[time-nuts] Sidereal timekeeping

David Martindale dave.martindale at gmail.com
Wed May 18 16:42:14 UTC 2011


The motor is essentially a permanent-magnet stepper motor.  The rotor
and stator have just 2 poles each, so the rotor has two stable
positions 180 degrees apart that provide holding torque.  Thus, the
motor holds position with no input current for most of each cycle.  To
move it, the drive applies a short current pulse to the motor.  The
pulses are alternating positive and negative polarity, so you'll need
something like an H-bridge to drive it.  Using a 3 volt supply instead
of the 1.5 that the motor was designed for would supply more power
than the motor needs if you keep the drive pulse the same width, but
you should be able to reduce the pulse width until the energy is about
the same as with 1.5 V drive and have the motor still operate.
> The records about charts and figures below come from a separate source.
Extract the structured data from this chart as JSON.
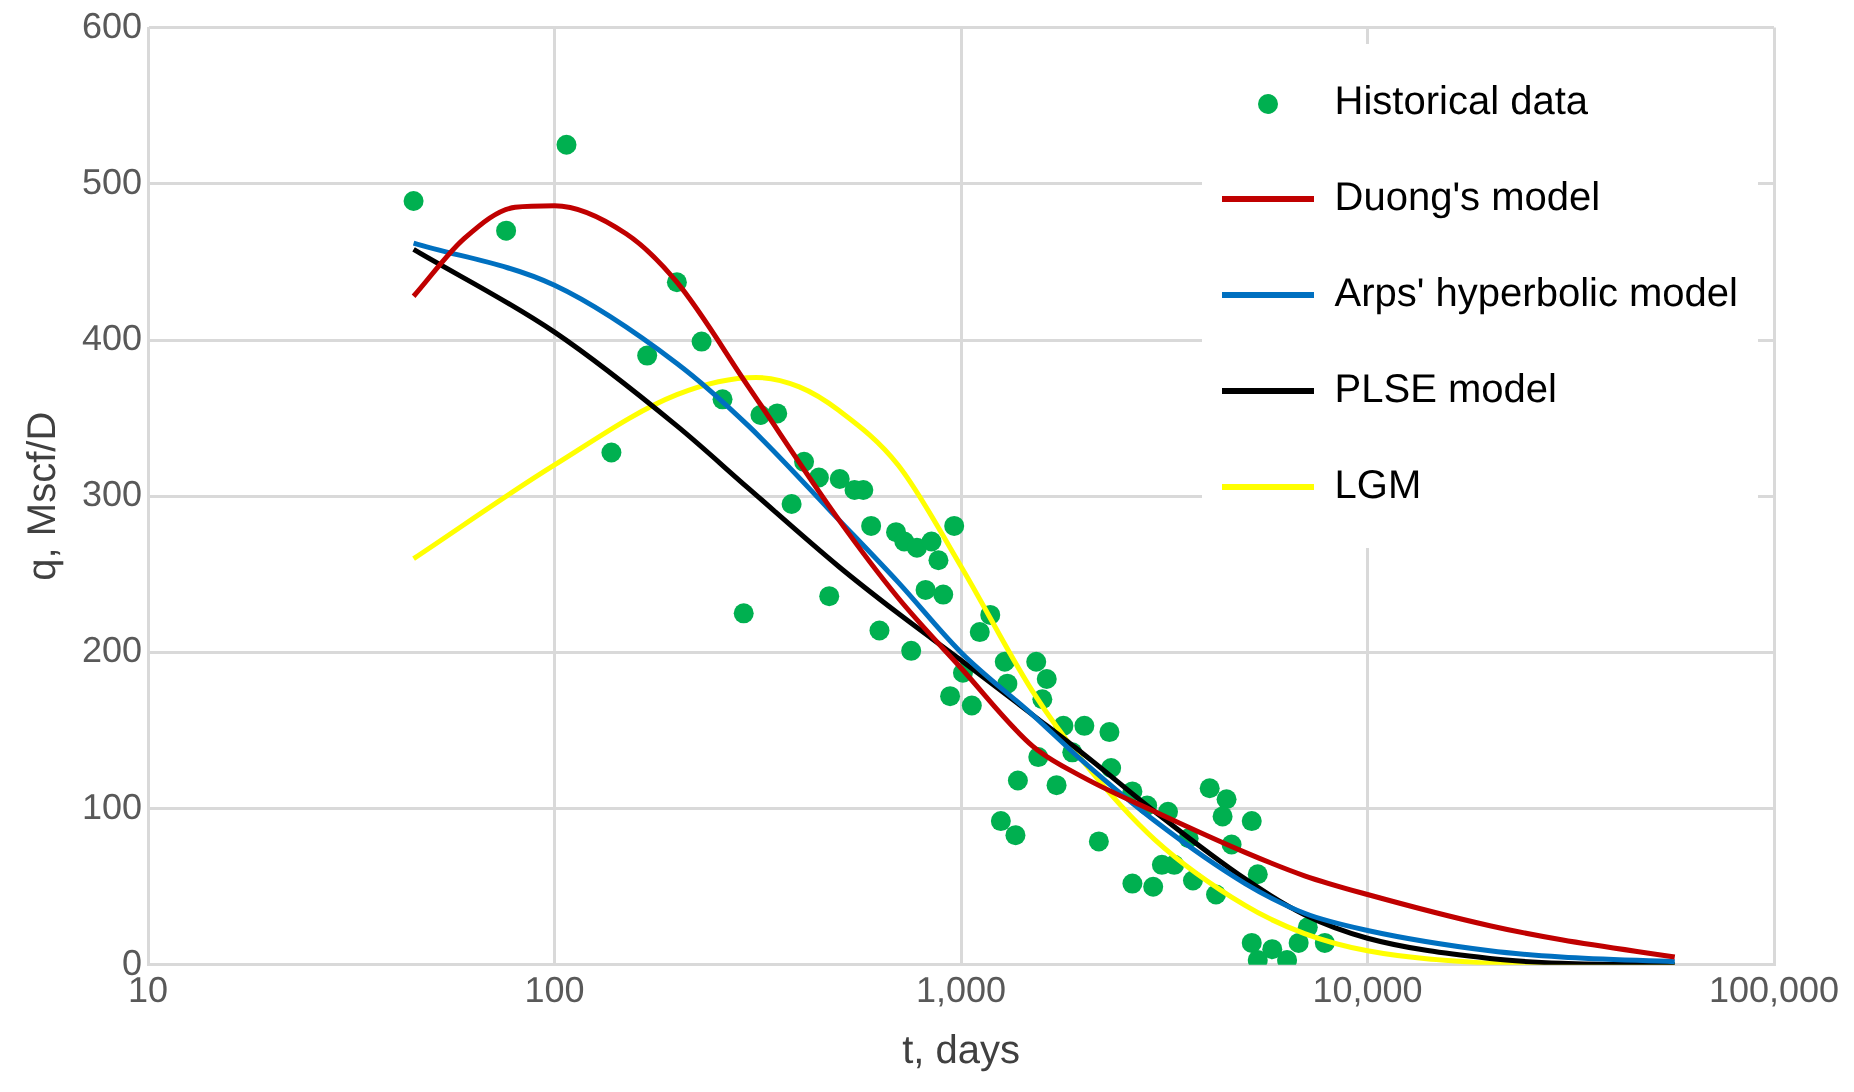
{
  "chart_data": {
    "type": "scatter",
    "xlabel": "t, days",
    "ylabel": "q, Mscf/D",
    "log": "x",
    "grid": true,
    "legend": "top right",
    "xlim": [
      10,
      100000
    ],
    "xticks": [
      10,
      100,
      {
        "value": 1000,
        "label": "1,000"
      },
      {
        "value": 10000,
        "label": "10,000"
      },
      {
        "value": 100000,
        "label": "100,000"
      }
    ],
    "ylim": [
      0,
      600
    ],
    "yticks": [
      0,
      100,
      200,
      300,
      400,
      500,
      600
    ],
    "series": [
      {
        "name": "Historical data",
        "marker": "circle",
        "color": "#00b050",
        "x": [
          45,
          76,
          107,
          200,
          230,
          169,
          138,
          259,
          321,
          353,
          292,
          411,
          447,
          503,
          547,
          575,
          383,
          474,
          601,
          630,
          754,
          692,
          725,
          779,
          846,
          880,
          962,
          818,
          904,
          940,
          1063,
          1011,
          1112,
          1180,
          1281,
          1531,
          1625,
          1585,
          1300,
          1253,
          1361,
          1380,
          1549,
          1786,
          2011,
          2318,
          1878,
          1718,
          2183,
          2640,
          2870,
          3230,
          2640,
          2970,
          3345,
          3630,
          4090,
          4500,
          4400,
          5190,
          4630,
          5370,
          4240,
          5190,
          5830,
          7130,
          6770,
          6340,
          5370,
          7850,
          3720,
          3120,
          2340
        ],
        "values": [
          489,
          470,
          525,
          437,
          399,
          390,
          328,
          362,
          352,
          353,
          225,
          322,
          312,
          311,
          304,
          304,
          295,
          236,
          281,
          214,
          201,
          277,
          271,
          267,
          271,
          259,
          281,
          240,
          237,
          172,
          166,
          187,
          213,
          224,
          194,
          194,
          183,
          170,
          180,
          92,
          83,
          118,
          133,
          153,
          153,
          149,
          136,
          115,
          79,
          111,
          102,
          98,
          52,
          50,
          64,
          81,
          113,
          106,
          95,
          92,
          77,
          58,
          45,
          14,
          10,
          24,
          14,
          3,
          3,
          14,
          54,
          64,
          126
        ]
      },
      {
        "name": "Duong's model",
        "type": "line",
        "marker": "none",
        "color": "#c00000",
        "x": [
          45,
          60,
          80,
          100,
          150,
          200,
          300,
          500,
          700,
          1000,
          1500,
          2000,
          3000,
          5000,
          7000,
          10000,
          20000,
          30000,
          57000
        ],
        "values": [
          428,
          465,
          485,
          486,
          468,
          437,
          370,
          285,
          235,
          190,
          140,
          120,
          98,
          72,
          57,
          45,
          25,
          16,
          5
        ]
      },
      {
        "name": "Arps' hyperbolic model",
        "type": "line",
        "marker": "none",
        "color": "#0070c0",
        "x": [
          45,
          100,
          200,
          300,
          500,
          700,
          1000,
          1500,
          2000,
          3000,
          5000,
          7000,
          10000,
          20000,
          30000,
          57000
        ],
        "values": [
          462,
          435,
          385,
          345,
          285,
          245,
          200,
          160,
          130,
          92,
          52,
          33,
          22,
          9,
          5,
          2
        ]
      },
      {
        "name": "PLSE model",
        "type": "line",
        "marker": "none",
        "color": "#000000",
        "x": [
          45,
          100,
          200,
          300,
          500,
          700,
          1000,
          1500,
          2000,
          3000,
          5000,
          7000,
          10000,
          20000,
          30000,
          57000
        ],
        "values": [
          458,
          405,
          345,
          305,
          255,
          225,
          195,
          160,
          135,
          98,
          55,
          32,
          17,
          4,
          1,
          0
        ]
      },
      {
        "name": "LGM",
        "type": "line",
        "marker": "none",
        "color": "#ffff00",
        "x": [
          45,
          100,
          200,
          313,
          400,
          500,
          700,
          1000,
          1500,
          2000,
          3000,
          5000,
          7000,
          10000,
          20000,
          30000,
          57000
        ],
        "values": [
          260,
          320,
          365,
          376,
          370,
          355,
          320,
          255,
          175,
          130,
          80,
          38,
          20,
          9,
          1,
          0,
          0
        ]
      }
    ]
  }
}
Without having actually tried it, I think you should be able to select
a suitable tradeoff between reliable motor operation and power
consumption just by adjusting the "on" time of the drive pulse - no
voltage regulator or voltage dropping resistor needed.
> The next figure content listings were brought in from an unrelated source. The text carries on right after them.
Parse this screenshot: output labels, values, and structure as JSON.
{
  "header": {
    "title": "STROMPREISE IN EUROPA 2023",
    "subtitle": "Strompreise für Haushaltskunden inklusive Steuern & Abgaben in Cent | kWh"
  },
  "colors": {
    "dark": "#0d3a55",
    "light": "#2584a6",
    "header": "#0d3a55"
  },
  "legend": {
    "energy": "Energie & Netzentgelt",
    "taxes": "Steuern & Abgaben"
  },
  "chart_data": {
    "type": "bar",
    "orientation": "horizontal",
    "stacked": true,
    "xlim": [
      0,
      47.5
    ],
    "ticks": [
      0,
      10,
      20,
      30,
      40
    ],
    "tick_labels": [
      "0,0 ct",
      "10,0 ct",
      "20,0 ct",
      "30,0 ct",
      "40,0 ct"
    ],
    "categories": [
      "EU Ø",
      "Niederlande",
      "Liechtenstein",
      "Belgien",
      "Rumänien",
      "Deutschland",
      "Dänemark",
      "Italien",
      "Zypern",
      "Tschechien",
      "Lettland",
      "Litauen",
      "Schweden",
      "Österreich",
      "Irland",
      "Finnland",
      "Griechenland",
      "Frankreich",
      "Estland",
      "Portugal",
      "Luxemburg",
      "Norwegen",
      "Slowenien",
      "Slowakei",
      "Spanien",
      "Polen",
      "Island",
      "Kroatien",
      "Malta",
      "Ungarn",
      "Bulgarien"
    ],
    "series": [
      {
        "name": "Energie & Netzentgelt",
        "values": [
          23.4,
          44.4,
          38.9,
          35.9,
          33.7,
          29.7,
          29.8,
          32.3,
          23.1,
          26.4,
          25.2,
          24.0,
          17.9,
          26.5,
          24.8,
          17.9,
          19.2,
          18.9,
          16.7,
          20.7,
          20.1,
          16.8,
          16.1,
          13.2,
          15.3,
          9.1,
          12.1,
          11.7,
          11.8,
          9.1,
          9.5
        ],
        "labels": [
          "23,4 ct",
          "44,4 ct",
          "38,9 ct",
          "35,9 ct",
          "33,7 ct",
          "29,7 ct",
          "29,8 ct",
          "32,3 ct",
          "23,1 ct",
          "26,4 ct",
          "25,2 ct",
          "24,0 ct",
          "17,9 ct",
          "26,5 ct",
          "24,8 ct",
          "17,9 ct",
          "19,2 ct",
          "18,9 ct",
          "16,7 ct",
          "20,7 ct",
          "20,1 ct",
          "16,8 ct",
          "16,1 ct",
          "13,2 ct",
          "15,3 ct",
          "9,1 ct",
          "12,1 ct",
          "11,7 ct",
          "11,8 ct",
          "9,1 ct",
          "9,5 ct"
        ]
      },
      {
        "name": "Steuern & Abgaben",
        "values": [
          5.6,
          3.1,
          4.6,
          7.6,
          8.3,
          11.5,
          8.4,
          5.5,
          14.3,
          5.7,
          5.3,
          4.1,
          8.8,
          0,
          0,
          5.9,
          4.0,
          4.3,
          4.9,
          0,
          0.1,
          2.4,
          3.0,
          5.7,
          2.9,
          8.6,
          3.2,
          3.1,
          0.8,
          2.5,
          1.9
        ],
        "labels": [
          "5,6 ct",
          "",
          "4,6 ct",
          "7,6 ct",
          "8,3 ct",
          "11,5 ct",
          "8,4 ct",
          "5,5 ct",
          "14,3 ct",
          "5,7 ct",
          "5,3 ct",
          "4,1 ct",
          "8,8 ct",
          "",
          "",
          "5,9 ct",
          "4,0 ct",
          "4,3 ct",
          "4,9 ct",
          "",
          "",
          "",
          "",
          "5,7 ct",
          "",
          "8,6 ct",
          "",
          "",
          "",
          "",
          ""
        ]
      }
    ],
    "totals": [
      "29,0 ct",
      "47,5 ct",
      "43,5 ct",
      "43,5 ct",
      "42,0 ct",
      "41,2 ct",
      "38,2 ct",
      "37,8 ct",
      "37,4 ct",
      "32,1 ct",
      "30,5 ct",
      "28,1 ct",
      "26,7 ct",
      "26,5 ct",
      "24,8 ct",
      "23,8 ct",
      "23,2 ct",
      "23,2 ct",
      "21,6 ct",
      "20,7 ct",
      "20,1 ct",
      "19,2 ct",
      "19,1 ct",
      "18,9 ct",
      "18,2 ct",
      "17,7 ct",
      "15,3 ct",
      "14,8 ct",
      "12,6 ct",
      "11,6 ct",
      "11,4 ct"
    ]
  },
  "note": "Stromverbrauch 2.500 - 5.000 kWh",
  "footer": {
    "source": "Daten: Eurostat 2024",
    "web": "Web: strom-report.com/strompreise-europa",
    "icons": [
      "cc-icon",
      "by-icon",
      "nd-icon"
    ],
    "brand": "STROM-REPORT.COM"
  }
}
There's only one stator coil to the motor, and one drive signal, so
you can't control motor direction.  The magnetic structures are
apparently deliberately asymmetric to ensure that the motor always
rotates in one direction when it receives a pulse of the appropriate
polarity.  (Get the pulse polarity wrong, and the motor just doesn't
rotate).

     Dave

On Wed, May 18, 2011 at 9:20 AM, Bob Camp <lists at rtty.us> wrote:
> The only obvious issue is to figure out the motor drive side and see what
> driving it straight rather than with a switcher does to the motor current.
> That's going to involve hacking up a wall clock. Since the clock is likely a
> single cell gizmo, the current probably will be a bit high.